Lebih lanjut, Judha menjelaskan tantangan pelaksanaan Pelindungan WNI yaitu akurasi data migrasi, tata kelola migrasi dan penegakan hukum, policy coherence, kondisi publik domestik.
“Dari tahun ke tahun jumlah TKI yang melakukan migrasi akan semakin meningkat. Ini merupakan fenomena yang tidak bisa kita cegah. Oleh karena itu, perlu ada upaya pencegahan dari hulu untuk mengurangi kasus WNI di luar negeri. Diplomacy begin at home,” ujar Judha.
Ia menekankan perlunya integrasi Sistem pencatatan antar instansi sehingga tata kelola migrasi dan penegakan hukum di daerah harus lebih dipertegas, terutama pada saat pemberangkatan pengurusan dokumen.

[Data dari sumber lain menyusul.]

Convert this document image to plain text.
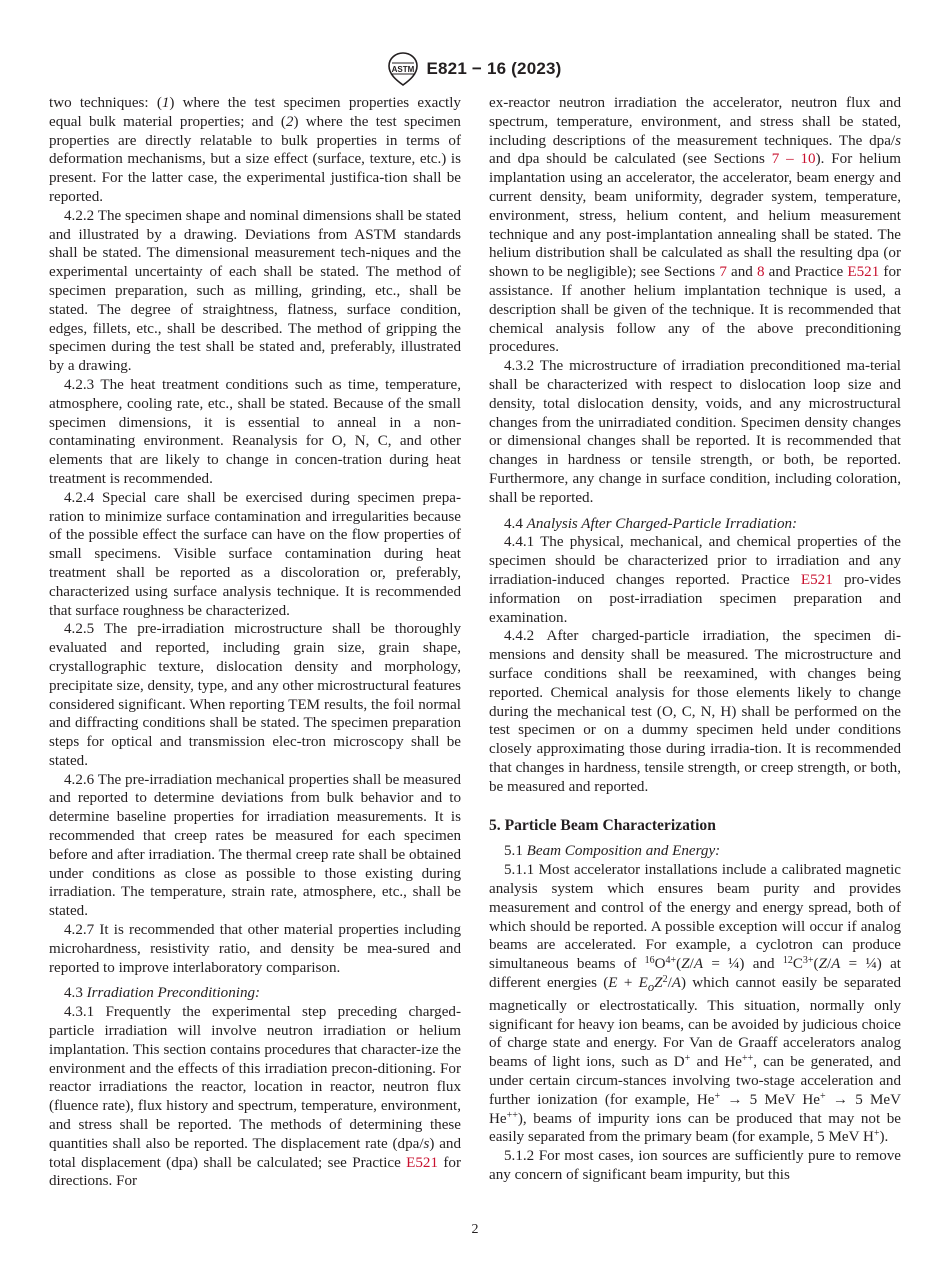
ASTM E821 − 16 (2023)

two techniques: (1) where the test specimen properties exactly equal bulk material properties; and (2) where the test specimen properties are directly relatable to bulk properties in terms of deformation mechanisms, but a size effect (surface, texture, etc.) is present. For the latter case, the experimental justifica-tion shall be reported.

4.2.2 The specimen shape and nominal dimensions shall be stated and illustrated by a drawing. Deviations from ASTM standards shall be stated. The dimensional measurement tech-niques and the experimental uncertainty of each shall be stated. The method of specimen preparation, such as milling, grinding, etc., shall be stated. The degree of straightness, flatness, surface condition, edges, fillets, etc., shall be described. The method of gripping the specimen during the test shall be stated and, preferably, illustrated by a drawing.

4.2.3 The heat treatment conditions such as time, temperature, atmosphere, cooling rate, etc., shall be stated. Because of the small specimen dimensions, it is essential to anneal in a non-contaminating environment. Reanalysis for O, N, C, and other elements that are likely to change in concen-tration during heat treatment is recommended.

4.2.4 Special care shall be exercised during specimen prepa-ration to minimize surface contamination and irregularities because of the possible effect the surface can have on the flow properties of small specimens. Visible surface contamination during heat treatment shall be reported as a discoloration or, preferably, characterized using surface analysis technique. It is recommended that surface roughness be characterized.

4.2.5 The pre-irradiation microstructure shall be thoroughly evaluated and reported, including grain size, grain shape, crystallographic texture, dislocation density and morphology, precipitate size, density, type, and any other microstructural features considered significant. When reporting TEM results, the foil normal and diffracting conditions shall be stated. The specimen preparation steps for optical and transmission elec-tron microscopy shall be stated.

4.2.6 The pre-irradiation mechanical properties shall be measured and reported to determine deviations from bulk behavior and to determine baseline properties for irradiation measurements. It is recommended that creep rates be measured for each specimen before and after irradiation. The thermal creep rate shall be obtained under conditions as close as possible to those existing during irradiation. The temperature, strain rate, atmosphere, etc., shall be stated.

4.2.7 It is recommended that other material properties including microhardness, resistivity ratio, and density be mea-sured and reported to improve interlaboratory comparison.

4.3 Irradiation Preconditioning:

4.3.1 Frequently the experimental step preceding charged-particle irradiation will involve neutron irradiation or helium implantation. This section contains procedures that character-ize the environment and the effects of this irradiation precon-ditioning. For reactor irradiations the reactor, location in reactor, neutron flux (fluence rate), flux history and spectrum, temperature, environment, and stress shall be reported. The methods of determining these quantities shall also be reported. The displacement rate (dpa/s) and total displacement (dpa) shall be calculated; see Practice E521 for directions. For

ex-reactor neutron irradiation the accelerator, neutron flux and spectrum, temperature, environment, and stress shall be stated, including descriptions of the measurement techniques. The dpa/s and dpa should be calculated (see Sections 7 – 10). For helium implantation using an accelerator, the accelerator, beam energy and current density, beam uniformity, degrader system, temperature, environment, stress, helium content, and helium measurement technique and any post-implantation annealing shall be stated. The helium distribution shall be calculated as shall the resulting dpa (or shown to be negligible); see Sections 7 and 8 and Practice E521 for assistance. If another helium implantation technique is used, a description shall be given of the technique. It is recommended that chemical analysis follow any of the above preconditioning procedures.

4.3.2 The microstructure of irradiation preconditioned ma-terial shall be characterized with respect to dislocation loop size and density, total dislocation density, voids, and any microstructural changes from the unirradiated condition. Specimen density changes or dimensional changes shall be reported. It is recommended that changes in hardness or tensile strength, or both, be reported. Furthermore, any change in surface condition, including coloration, shall be reported.

4.4 Analysis After Charged-Particle Irradiation:

4.4.1 The physical, mechanical, and chemical properties of the specimen should be characterized prior to irradiation and any irradiation-induced changes reported. Practice E521 pro-vides information on post-irradiation specimen preparation and examination.

4.4.2 After charged-particle irradiation, the specimen di-mensions and density shall be measured. The microstructure and surface conditions shall be reexamined, with changes being reported. Chemical analysis for those elements likely to change during the mechanical test (O, C, N, H) shall be performed on the test specimen or on a dummy specimen held under conditions closely approximating those during irradia-tion. It is recommended that changes in hardness, tensile strength, or creep strength, or both, be measured and reported.

5. Particle Beam Characterization

5.1 Beam Composition and Energy:

5.1.1 Most accelerator installations include a calibrated magnetic analysis system which ensures beam purity and provides measurement and control of the energy and energy spread, both of which should be reported. A possible exception will occur if analog beams are accelerated. For example, a cyclotron can produce simultaneous beams of $^{16}O^{4+}(Z/A$ = ¼) and $^{12}C^{3+}(Z/A$ = ¼) at different energies $(E + E_oZ^2/A)$ which cannot easily be separated magnetically or electrostatically. This situation, normally only significant for heavy ion beams, can be avoided by judicious choice of charge state and energy. For Van de Graaff accelerators analog beams of light ions, such as D+ and He++, can be generated, and under certain circum-stances involving two-stage acceleration and further ionization (for example, He+ → 5 MeV He+ → 5 MeV He++), beams of impurity ions can be produced that may not be easily separated from the primary beam (for example, 5 MeV H+).

5.1.2 For most cases, ion sources are sufficiently pure to remove any concern of significant beam impurity, but this

2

“CPMI sudah dipermudah oleh pemerintah melalui LTSA/LTSP. Namun perlu ada penutupan pada pintu jalan tikus yang dimanfaatkan oleh mafia/calo,” tambahnya.
Selanjutnya permasalahan di hilir, yaitu adanya perbedaan peraturan dan kebijakan antar negara pengirim dan penerima perlu dijembatani sehingga tercipta policy coherence. Kebijakan konversi visa bukan hanya dilakukan oleh Malaysia saja, tetapi juga dilakukan oleh negara lainnya. Dan ini tidak bisa di intervensi oleh pemerintah, karena mereka juga membutuhkan pekerja sehingga membuat kebijakan seperti itu. Yang dapat pemerintah lakukan adalah dengan membuat OCS (One Channel System) dengan negara penempatan agar pengiriman PMI dapat lebih diawasi.
“Pun dengan moratorium pengiriman PMI ke Timur Tengah karena belum adanya policy coherence. Itu harus segera dicarikan solusinya. Seharusnya moratorium tidak boleh lama-lama dilakukan, karena dapat meningkatkan kasus non prosedural,” ujarnya.
Sementara itu Joko Surono selaku Koordinator Verifikasi Dokumen Perjalanan Direktorat Lalu Lintas Keimigrasian setuju bahwa perlu dilakukan upaya pencegahan dari hulu. Ia menjelaskan bahwa saat ini data diimigrasi sudah sepenuhnya tersinkronisasi dengan data Dukcapil. Sehingga jika masih ada pemalsuan data, maka itu dilakukan oleh oknum-oknum yang tidak bertanggung jawab. Dan itu menjadi PR untuk mengamputasi oknum-oknum tersebut.
Kadisnakertrans Provinsi NTB, I Gede Putu Aryadi, S. Sos, MH. mengungkapkan bahwa modus yang sering terjadi adalah calo datang bawa uang menjadi strategi ampuh untuk menarik minat para CPMI dan keluarganya, terlebih mereka dijanjikan bisa pergi bekerja tanpa harus memiliki kompetensi yang memadai dan tanpa perlu mengurus dokumen administrasi perjalanan, karena semuanya diurus oleh calo dan jaringannya, ditambah iming-iming gaji tinggi yang akan diterima setelah bekerja nanti sangat menggiurkan bagi CPMI kita.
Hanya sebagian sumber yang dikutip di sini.